When I think of Creativity in Crisis, the first thing that comes to mind is resilience. The ability to bounce back, a productive way of dealing with crisis. Given how the situation has been worldwide this year, I have seen people re-imagine processes and procedures they have had in place for a long time. I have seen most of us being pushed out of our comfort zones to think outside the box. So how do we remain motivated, and relevant in a time that limits us from doing what we have been doing?
According to an article on psychology today, written by Alice Boyes Ph.D, the problems we are facing now are not problems we have had to deal with before, and hence innovation is inspired. She explains how empathy spurs creativity and how creativity comes alive when our ingrained habits and ways of thinking or doing have been disrupted. Research and current life experiences have shown us that we can be creative by switching up routine, which has become our new normal. So what are some key factors to consider during our creative process?
- Identify the new problems that need to be solved. Entrepreneurs see this as the key to having a successful business. Being able to identify what is needed and what is not working anymore is one of the basic principles in being innovative.
- Establish the recipients of this re-imagination. Who is your audience and what are their needs? Do research and make sure their voice is included.

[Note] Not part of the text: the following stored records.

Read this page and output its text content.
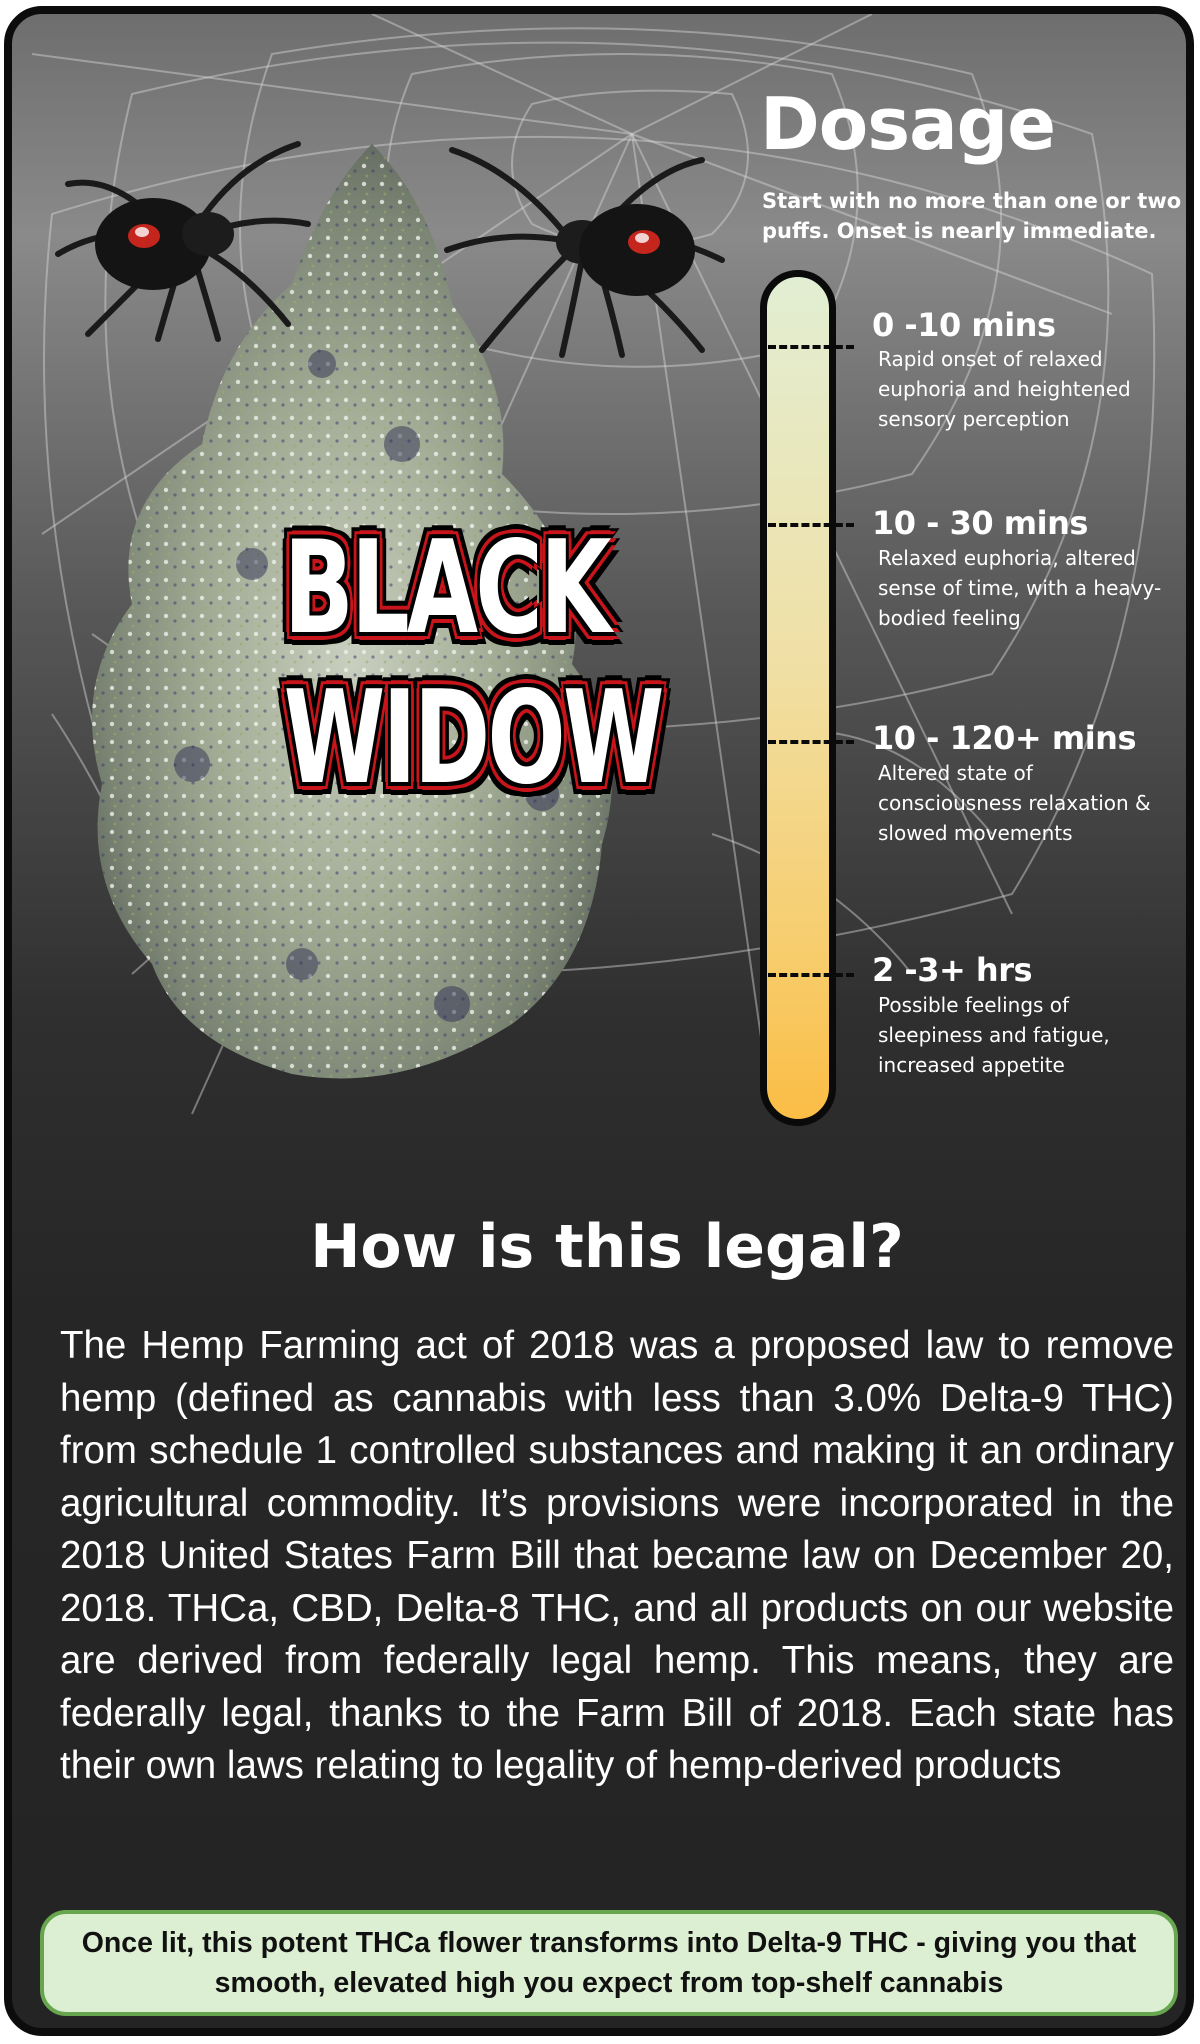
BLACK
WIDOW
Dosage
Start with no more than one or two puffs. Onset is nearly immediate.
0 -10 mins
Rapid onset of relaxed euphoria and heightened sensory perception
10 - 30 mins
Relaxed euphoria, altered sense of time, with a heavy-bodied feeling
10 - 120+ mins
Altered state of consciousness relaxation & slowed movements
2 -3+ hrs
Possible feelings of sleepiness and fatigue, increased appetite
How is this legal?
The Hemp Farming act of 2018 was a proposed law to remove hemp (defined as cannabis with less than 3.0% Delta-9 THC) from schedule 1 controlled substances and making it an ordinary agricultural commodity. It’s provisions were incorporated in the 2018 United States Farm Bill that became law on December 20, 2018. THCa, CBD, Delta-8 THC, and all products on our website are derived from federally legal hemp. This means, they are federally legal, thanks to the Farm Bill of 2018. Each state has their own laws relating to legality of hemp-derived products
Once lit, this potent THCa flower transforms into Delta-9 THC - giving you that smooth, elevated high you expect from top-shelf cannabis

- Take inventory of what resources you have readily available. This could be staff members to help, organizing troubleshooting sessions with trusted ones or team members. Identify which voice is missing from the table and invite them – work together and encourage diversified perspectives.
- Cost vs. rewards – Evaluate whether actionable items can be achieved in a reasonable manner.
- Start somewhere – I know it can be intimidating to try something that has never been done before, so courage is pivotal when it comes to launching new ideas. Don’t be afraid to fail if there is a failure to launch. Reassess and make adjustments as you go. This reminds me of a saying “it is impossible to steer a car that is not moving.”